Like there was this one crush I had from 7th until 12th grade. It was so great to see him every day and get that lump in the back of my throat. (He was in my homeroom and english and history class.) It was like inserting a random, roaming landmine of endorphins into my world, deliberately. I don't think it's a habit I'll ever get rid of. I'm addicted to attraction. Even unspoken or one-sided, it's the most comfortable and joyful feeling in the world.
New job. Real job, real money, real benefits. Life is good.
It seems I waver between wanting to give up and become a loser layabout and being so happy that I dance with my mouse cursor and have an unstoppable urge to sing, to jump, and to fall in love with the ugly world all over again.
Hermit mode is going well, especially since I get along with my dad who I'm living with for a few months, and since my coworkers are really friendly, so I have lunch with them sometimes. So it's kind of transitioning into normalcy, slowly.
Staying positive. Working in the financial district which I am growing to love (watching them rebuild what was the WTC outside our window.)
Weather's hot (which means good.)
I think I need to dance and sing and drink this weekend, though. So I will.
Time to enter it.
I've been too obsessed with having friends and or a boyfriend. I need to become comfortable with me, by myself, relaxing, or being productive, or not going out. Fun is sometimes to be had alone.
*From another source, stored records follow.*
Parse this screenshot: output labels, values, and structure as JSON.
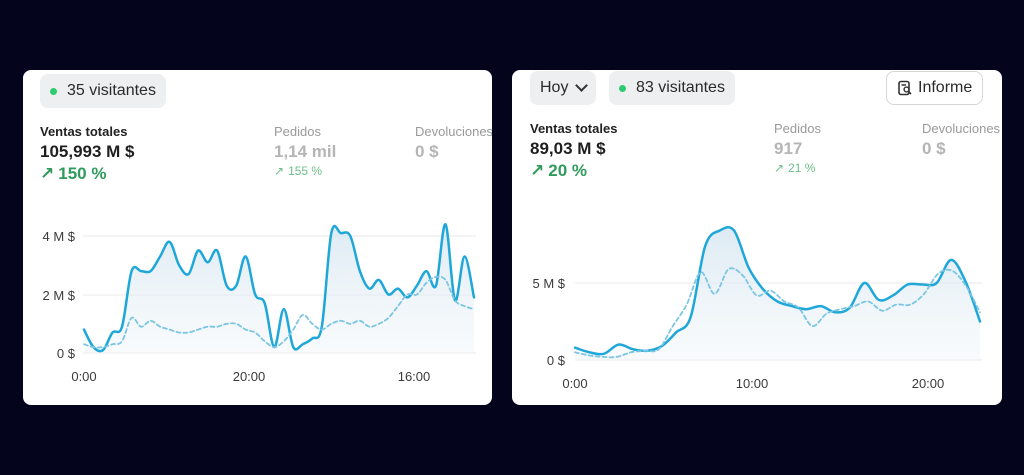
{
  "colors": {
    "accent": "#1ea7d8",
    "positive": "#2f9a5c",
    "live_dot": "#2ecc71"
  },
  "left": {
    "visitors": "35 visitantes",
    "metrics": [
      {
        "label": "Ventas totales",
        "value": "105,993 M $",
        "change": "150 %"
      },
      {
        "label": "Pedidos",
        "value": "1,14 mil",
        "change": "155 %"
      },
      {
        "label": "Devoluciones",
        "value": "0 $"
      }
    ],
    "y_ticks": [
      "4 M $",
      "2 M $",
      "0 $"
    ],
    "x_ticks": [
      "0:00",
      "20:00",
      "16:00"
    ]
  },
  "right": {
    "period": "Hoy",
    "visitors": "83 visitantes",
    "report_label": "Informe",
    "metrics": [
      {
        "label": "Ventas totales",
        "value": "89,03 M $",
        "change": "20 %"
      },
      {
        "label": "Pedidos",
        "value": "917",
        "change": "21 %"
      },
      {
        "label": "Devoluciones",
        "value": "0 $"
      }
    ],
    "y_ticks": [
      "5 M $",
      "0 $"
    ],
    "x_ticks": [
      "0:00",
      "10:00",
      "20:00"
    ]
  },
  "chart_data": [
    {
      "type": "line",
      "ylim": [
        0,
        4
      ],
      "series": [
        {
          "style": "solid",
          "values": [
            0.8,
            0.2,
            0.1,
            0.7,
            0.9,
            2.8,
            2.8,
            2.8,
            3.3,
            3.8,
            3.0,
            2.7,
            3.5,
            3.1,
            3.5,
            2.3,
            2.3,
            3.3,
            2.0,
            1.7,
            0.2,
            1.5,
            0.2,
            0.3,
            0.5,
            0.9,
            4.1,
            4.1,
            4.0,
            2.8,
            2.2,
            2.5,
            2.0,
            2.2,
            1.9,
            2.3,
            2.8,
            2.3,
            4.4,
            1.8,
            3.3,
            1.9
          ]
        },
        {
          "style": "dashed",
          "values": [
            0.3,
            0.2,
            0.2,
            0.3,
            0.4,
            1.2,
            0.9,
            1.1,
            0.9,
            0.8,
            0.7,
            0.7,
            0.8,
            0.9,
            0.9,
            1.0,
            1.0,
            0.8,
            0.7,
            0.4,
            0.2,
            0.4,
            0.8,
            1.3,
            1.0,
            0.8,
            1.0,
            1.1,
            1.0,
            1.1,
            0.9,
            1.0,
            1.2,
            1.6,
            2.0,
            2.0,
            2.4,
            2.6,
            2.5,
            1.8,
            1.6,
            1.5
          ]
        }
      ]
    },
    {
      "type": "line",
      "ylim": [
        0,
        10
      ],
      "series": [
        {
          "style": "solid",
          "values": [
            0.8,
            0.5,
            0.4,
            1.0,
            0.7,
            0.6,
            0.9,
            1.8,
            2.8,
            7.4,
            8.4,
            8.4,
            6.0,
            4.6,
            3.8,
            3.5,
            3.3,
            3.5,
            3.1,
            3.4,
            5.0,
            3.9,
            4.2,
            4.9,
            4.9,
            5.0,
            6.5,
            5.1,
            2.5
          ]
        },
        {
          "style": "dashed",
          "values": [
            0.5,
            0.3,
            0.2,
            0.2,
            0.5,
            0.6,
            0.7,
            2.2,
            3.6,
            5.7,
            4.3,
            5.9,
            5.5,
            4.2,
            4.5,
            3.8,
            3.4,
            2.2,
            3.0,
            3.3,
            3.5,
            3.8,
            3.2,
            3.6,
            3.6,
            4.3,
            5.6,
            5.8,
            4.8,
            3.1
          ]
        }
      ]
    }
  ]
}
This isn't permanent. But maybe for a week or two more, until I get sick of it, I'm spending most of my time by myself, deliberately.
Don't do drugs. Ever. Not even alcohol. In fact I'd recommend steering clear of coffee, too. My happy juice is all gone, despite the fact that my life is going great, and I think it has something to do with these substances.
Going to Cleveland for far too long tomorrow because my mom bought the plane tickets. They last from TUESDAY till SATURDAY. Unfairly long. I hate Cleveland and being there depresses me. So add that to the reason I'm there, my grandpa's funeral service on Thursday, and I don't know how I'm going to make it through.
I feel like physical affection is the only thing that could get me through, for some reason I've grown to believe this, which is very unhealthy since I am single right now. I'll get through this, naked cuddles or not. But why do I believe otherwise? That's insane.
So. Time to get sane I guess and prove that fact to myself.
I just am totally miserable. This is awful. Weakness of natural depression starting this Thursday afternoon+ news of grandpa's death + big ugly fight with the psycho Friday + dreading flights (I hate flying now) + dreading Cleveland + actually being in Cleveland + for THAT LONG= God, god, no, no! NO!
I'll get through. God, what other option is there? So close to finishing school. Nervous breakdown's not an option. Somebody kill me. Where did my happy firing neurons go?
I am GLAD I am proving to myself that I don't need cuddles to get through this. I will have SO MUCH MORE respect for myself after I do. I am an addict of dramatic and sexually charged relationships, this is true. I need to recognize that and move past it. This week is the perfect opportunity. Squawk! goes the phoenix...
I'm so sick of being healthy. So sick of caring so much about not being caught in codependency. Sick of being so logical and careful. I can't stand how cautious and rational I am.
It's time to get a motorcycle license and date assholes. And did I mention the tattoos and hard drugs?